The candy-coated appearance makes it all the more frustrating. There's an element of insult to injury at play, when you're butting up against jelly beans and hard candy, and you only have a few turns remaining. 

Like many of King's games, Candy Crush Saga first appeared on King.com. The site was founded in 2003, and it now features more than 150 original games. Palm says the site is used as a test bed for games, where user feedback is incorporated and games are iterated upon. That's how Candy Crush Saga came about. The "Saga" suffix is a relatively new term, which the company uses to denote games that feature progress over time, rather than the one-off experiences that most puzzle games provide. So far, there are eight games in the Saga series, including Candy Crush, Pet Rescue, Bubble Witch, Pyramid Solitaire, Mahjong, Bubble, Hoop de Loop, and Puzzle. Bubble Witch was the first in the series, attracting six million daily players at its peak.

Like a lot of Facebook and mobile developers, team sizes at King.com are small. For instance, Candy Crush Saga was created by a team of fewer than 10 people (the mobile version's team was about eight). And that game draws in about 9.7 million users a day.

Palm says that one of the key reasons behind its success is simple: targeting the right people. "The main target group that we’ve focused on is women between 25 and 55," he says. "And it turns out that if it works really well for that target area, it works pretty well for everyone." 

Microtransactions are an inevitability in Facebook gaming, but King seems to have hit a relative sweet spot (sorry for the pun). "The large number of people are playing games for free, and they should definitely continue playing the game for free," Palm says. "They are still valuable to us, so we want to keep them in here and we want them to have a great experience." One of the advantages that Facebook devs have at their disposal is the ability to efficiently track players. "[If] people are stuck somewhere and there is some frustration, we can iron that out and update the game quickly, and make sure that the challenges should still have to be there, but they have to be balanced," he says. When players run out of turns, they can either choose to pay for additional turns, ask friends for more, or merely wait for the clock to recharge. There are also persistent power-ups that, when purchased, are available forever.

I spend a fair amount of time at night playing the game on my iPad. As it turns out, I'm not alone there, either. Palm says his team has found that most of the Facebook players are doing so during the day, while mobile players are sliding candy around on weekends.

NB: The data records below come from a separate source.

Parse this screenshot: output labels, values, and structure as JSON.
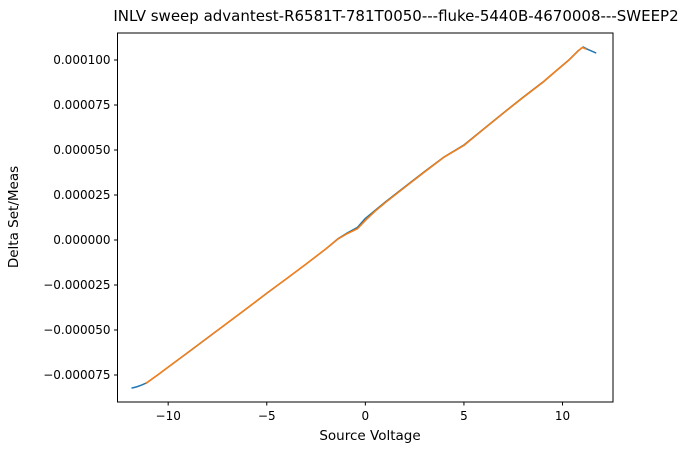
{
  "figure": {
    "background": "#ffffff",
    "text_color": "#000000",
    "spine_color": "#000000"
  },
  "chart_data": {
    "type": "line",
    "title": "INLV sweep advantest-R6581T-781T0050---fluke-5440B-4670008---SWEEP2",
    "xlabel": "Source Voltage",
    "ylabel": "Delta Set/Meas",
    "xlim": [
      -12.57,
      12.56
    ],
    "ylim": [
      -9e-05,
      0.000115
    ],
    "grid": false,
    "legend": null,
    "x_ticks": [
      {
        "value": -10,
        "label": "−10"
      },
      {
        "value": -5,
        "label": "−5"
      },
      {
        "value": 0,
        "label": "0"
      },
      {
        "value": 5,
        "label": "5"
      },
      {
        "value": 10,
        "label": "10"
      }
    ],
    "y_ticks": [
      {
        "value": 0.0001,
        "label": "0.000100"
      },
      {
        "value": 7.5e-05,
        "label": "0.000075"
      },
      {
        "value": 5e-05,
        "label": "0.000050"
      },
      {
        "value": 2.5e-05,
        "label": "0.000025"
      },
      {
        "value": 0.0,
        "label": "0.000000"
      },
      {
        "value": -2.5e-05,
        "label": "−0.000025"
      },
      {
        "value": -5e-05,
        "label": "−0.000050"
      },
      {
        "value": -7.5e-05,
        "label": "−0.000075"
      }
    ],
    "series": [
      {
        "name": "series-1-blue",
        "color": "#1f77b4",
        "points": [
          [
            -11.83,
            -8.22e-05
          ],
          [
            -11.6,
            -8.16e-05
          ],
          [
            -11.35,
            -8.06e-05
          ],
          [
            -11.1,
            -7.94e-05
          ],
          [
            -10.5,
            -7.47e-05
          ],
          [
            -10,
            -7.06e-05
          ],
          [
            -9,
            -6.25e-05
          ],
          [
            -8,
            -5.43e-05
          ],
          [
            -7,
            -4.61e-05
          ],
          [
            -6,
            -3.79e-05
          ],
          [
            -5,
            -2.96e-05
          ],
          [
            -4,
            -2.15e-05
          ],
          [
            -3,
            -1.33e-05
          ],
          [
            -2,
            -4.9e-06
          ],
          [
            -1.4,
            6e-07
          ],
          [
            -0.9,
            4e-06
          ],
          [
            -0.4,
            7e-06
          ],
          [
            0,
            1.2e-05
          ],
          [
            0.5,
            1.65e-05
          ],
          [
            1,
            2.1e-05
          ],
          [
            2,
            2.95e-05
          ],
          [
            3,
            3.8e-05
          ],
          [
            4,
            4.62e-05
          ],
          [
            5,
            5.28e-05
          ],
          [
            6,
            6.17e-05
          ],
          [
            7,
            7.06e-05
          ],
          [
            8,
            7.93e-05
          ],
          [
            9,
            8.77e-05
          ],
          [
            9.7,
            9.43e-05
          ],
          [
            10.3,
            9.98e-05
          ],
          [
            10.8,
            0.0001052
          ],
          [
            11.05,
            0.0001072
          ],
          [
            11.3,
            0.0001058
          ],
          [
            11.68,
            0.000104
          ]
        ]
      },
      {
        "name": "series-2-orange",
        "color": "#ff7f0e",
        "points": [
          [
            -11.1,
            -7.95e-05
          ],
          [
            -10.5,
            -7.48e-05
          ],
          [
            -10,
            -7.07e-05
          ],
          [
            -9,
            -6.26e-05
          ],
          [
            -8,
            -5.44e-05
          ],
          [
            -7,
            -4.62e-05
          ],
          [
            -6,
            -3.8e-05
          ],
          [
            -5,
            -2.97e-05
          ],
          [
            -4,
            -2.16e-05
          ],
          [
            -3,
            -1.34e-05
          ],
          [
            -2,
            -5e-06
          ],
          [
            -1.4,
            4e-07
          ],
          [
            -0.9,
            3.6e-06
          ],
          [
            -0.4,
            6.2e-06
          ],
          [
            0,
            1.08e-05
          ],
          [
            0.5,
            1.6e-05
          ],
          [
            1,
            2.06e-05
          ],
          [
            2,
            2.92e-05
          ],
          [
            3,
            3.77e-05
          ],
          [
            4,
            4.6e-05
          ],
          [
            5,
            5.25e-05
          ],
          [
            6,
            6.15e-05
          ],
          [
            7,
            7.04e-05
          ],
          [
            8,
            7.91e-05
          ],
          [
            9,
            8.75e-05
          ],
          [
            9.7,
            9.41e-05
          ],
          [
            10.3,
            9.96e-05
          ],
          [
            10.8,
            0.000105
          ],
          [
            11.0,
            0.000107
          ],
          [
            11.2,
            0.000106
          ]
        ]
      }
    ]
  }
}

I asked Palm what his favorite level is, and he didn't hesitate in his answer. "My favorite level is level 55," he says. "I play that over and over again like crazy, even though I’ve progressed way over there, but for some reason I go back and play level 55. It’s a really really cool level. You only have 15 moves. It’s like a self-playing piano. Sometimes you can just get the bonuses to trigger each other, time again. I really recommend it, try level 55." He says his high score on that one is 2.2 million, and that he's played it 400-500 times. I suppose you get to do that when you're the Game Guru.